An American Tragedy, by Theodore Dreiser is the story of a love affair that turns foul. It inspired the film, A Place In The Sun.

We're arriving at a Dreiser moment today in America. Between the military, the economy, the White House and the media, we're concocting an epic, 2nd rate tragedy, and I don't even want to wait for the ending to find out what happens.

I spent an hour talking to Kim Jones about how we want to move to Europe because we're so disappointed in the future prospects for life in this country. It's not even the surge in Iraq or the military and intelligence spying, either, as much as the economic forecast as portrayed in Faux's, The Global Class War or Uchitelle's, The Disposable American.

It's as if my worst fears about American leadership economically selling out the people, the country and the future are coming true.

Wow. When I think of the willow tree outside Audubon's back door, overlooking the long grassy slope down to the Schuylkill, and the perfect sunlight and air of the moments I spent there, and that Audubon must have spent there! Or I think of the quiet, unassuming grave of Winfield Hancock, or the statue of Tedeuscum, and I know that this country, this people--all people--are being cheated by our leaders and the corporate media we rely on to keep us honestly informed.

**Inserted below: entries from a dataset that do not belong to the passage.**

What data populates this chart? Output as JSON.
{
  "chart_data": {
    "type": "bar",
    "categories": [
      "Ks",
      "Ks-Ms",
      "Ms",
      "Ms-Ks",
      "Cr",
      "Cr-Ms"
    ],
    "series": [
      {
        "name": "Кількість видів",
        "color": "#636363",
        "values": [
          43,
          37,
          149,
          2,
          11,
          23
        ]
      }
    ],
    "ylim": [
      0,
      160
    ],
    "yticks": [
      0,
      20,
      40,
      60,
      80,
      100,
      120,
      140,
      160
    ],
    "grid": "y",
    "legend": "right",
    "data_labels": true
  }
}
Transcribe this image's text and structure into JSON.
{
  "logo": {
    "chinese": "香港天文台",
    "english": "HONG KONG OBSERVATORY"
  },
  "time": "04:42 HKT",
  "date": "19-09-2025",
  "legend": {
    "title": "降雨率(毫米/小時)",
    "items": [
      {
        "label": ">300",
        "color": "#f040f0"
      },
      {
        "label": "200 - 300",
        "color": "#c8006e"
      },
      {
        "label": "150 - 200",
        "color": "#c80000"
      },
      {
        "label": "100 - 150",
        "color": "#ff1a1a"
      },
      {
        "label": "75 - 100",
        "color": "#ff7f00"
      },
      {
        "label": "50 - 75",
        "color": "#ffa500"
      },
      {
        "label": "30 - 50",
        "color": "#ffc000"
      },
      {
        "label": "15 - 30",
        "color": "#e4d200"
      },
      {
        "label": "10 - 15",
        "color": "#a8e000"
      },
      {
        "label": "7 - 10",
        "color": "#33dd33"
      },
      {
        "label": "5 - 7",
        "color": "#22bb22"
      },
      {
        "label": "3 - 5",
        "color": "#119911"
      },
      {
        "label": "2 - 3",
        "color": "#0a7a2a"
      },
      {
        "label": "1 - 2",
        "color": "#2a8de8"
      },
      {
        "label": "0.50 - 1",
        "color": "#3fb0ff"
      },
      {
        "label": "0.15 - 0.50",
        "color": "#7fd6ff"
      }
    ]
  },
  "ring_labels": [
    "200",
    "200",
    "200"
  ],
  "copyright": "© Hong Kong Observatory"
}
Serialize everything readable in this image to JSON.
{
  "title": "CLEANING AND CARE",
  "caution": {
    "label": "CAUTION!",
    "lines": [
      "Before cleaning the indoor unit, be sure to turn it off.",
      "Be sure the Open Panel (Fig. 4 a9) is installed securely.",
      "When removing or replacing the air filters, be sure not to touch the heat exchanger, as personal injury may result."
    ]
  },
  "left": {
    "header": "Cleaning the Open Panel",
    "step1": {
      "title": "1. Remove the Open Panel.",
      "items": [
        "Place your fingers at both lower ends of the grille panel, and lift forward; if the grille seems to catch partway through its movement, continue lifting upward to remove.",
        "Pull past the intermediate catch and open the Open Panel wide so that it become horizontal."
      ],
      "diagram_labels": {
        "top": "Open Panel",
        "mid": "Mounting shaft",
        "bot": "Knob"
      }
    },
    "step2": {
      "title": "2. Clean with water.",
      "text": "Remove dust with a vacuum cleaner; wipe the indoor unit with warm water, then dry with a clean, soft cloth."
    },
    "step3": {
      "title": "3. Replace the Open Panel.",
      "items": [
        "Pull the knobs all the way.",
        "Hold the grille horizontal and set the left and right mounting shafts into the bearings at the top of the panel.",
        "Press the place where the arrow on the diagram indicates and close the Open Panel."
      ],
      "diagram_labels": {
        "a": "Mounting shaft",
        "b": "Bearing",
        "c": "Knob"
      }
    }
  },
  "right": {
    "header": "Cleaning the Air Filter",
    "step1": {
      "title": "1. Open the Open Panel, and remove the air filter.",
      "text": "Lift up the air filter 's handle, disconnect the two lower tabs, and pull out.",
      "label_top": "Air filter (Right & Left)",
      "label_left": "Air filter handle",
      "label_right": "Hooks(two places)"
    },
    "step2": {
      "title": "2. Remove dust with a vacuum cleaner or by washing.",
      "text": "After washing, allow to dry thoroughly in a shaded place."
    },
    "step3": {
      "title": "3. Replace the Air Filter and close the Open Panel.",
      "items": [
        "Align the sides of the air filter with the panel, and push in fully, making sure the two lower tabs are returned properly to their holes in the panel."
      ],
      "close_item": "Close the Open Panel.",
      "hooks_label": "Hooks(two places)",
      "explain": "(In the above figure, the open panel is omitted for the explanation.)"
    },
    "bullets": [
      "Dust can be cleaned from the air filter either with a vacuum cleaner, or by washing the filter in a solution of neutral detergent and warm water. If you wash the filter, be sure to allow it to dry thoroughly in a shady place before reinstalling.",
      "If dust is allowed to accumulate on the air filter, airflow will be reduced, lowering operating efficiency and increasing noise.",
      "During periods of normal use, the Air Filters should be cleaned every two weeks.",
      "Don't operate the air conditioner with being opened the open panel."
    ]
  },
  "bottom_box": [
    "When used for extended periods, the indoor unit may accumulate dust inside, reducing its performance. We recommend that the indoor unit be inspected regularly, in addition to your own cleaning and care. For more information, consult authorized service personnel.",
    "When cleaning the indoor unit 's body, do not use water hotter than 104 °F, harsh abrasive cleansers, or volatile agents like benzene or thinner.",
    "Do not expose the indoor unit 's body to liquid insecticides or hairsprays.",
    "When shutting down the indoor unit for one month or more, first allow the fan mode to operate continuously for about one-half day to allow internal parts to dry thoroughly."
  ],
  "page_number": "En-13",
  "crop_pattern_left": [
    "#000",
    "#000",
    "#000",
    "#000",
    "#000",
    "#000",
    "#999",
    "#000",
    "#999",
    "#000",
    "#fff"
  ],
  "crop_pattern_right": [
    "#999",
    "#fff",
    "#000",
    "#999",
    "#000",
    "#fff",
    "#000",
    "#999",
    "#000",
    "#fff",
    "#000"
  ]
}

Tonight I watched the local Fox 5 news with Loretta. There was a story about high school girls beating another girl up. They showed the footage several times of 2 or 3 girls pulling a younger girl's hair, punching her and kicking her. Then there was the story of a contractor taking payoffs, of a caterer stiffing her help for their paychecks. There was also a story about the capture of a cop-killer, twenty-three year old "career criminal." It was one petty story of nonvirtuous behavior after another.

It was a Dreiser moment. It was the last page of The Great Gatsby made real. It was all the innocence and virtue of America--of humanity--turned rotten by greed, lust, and violence.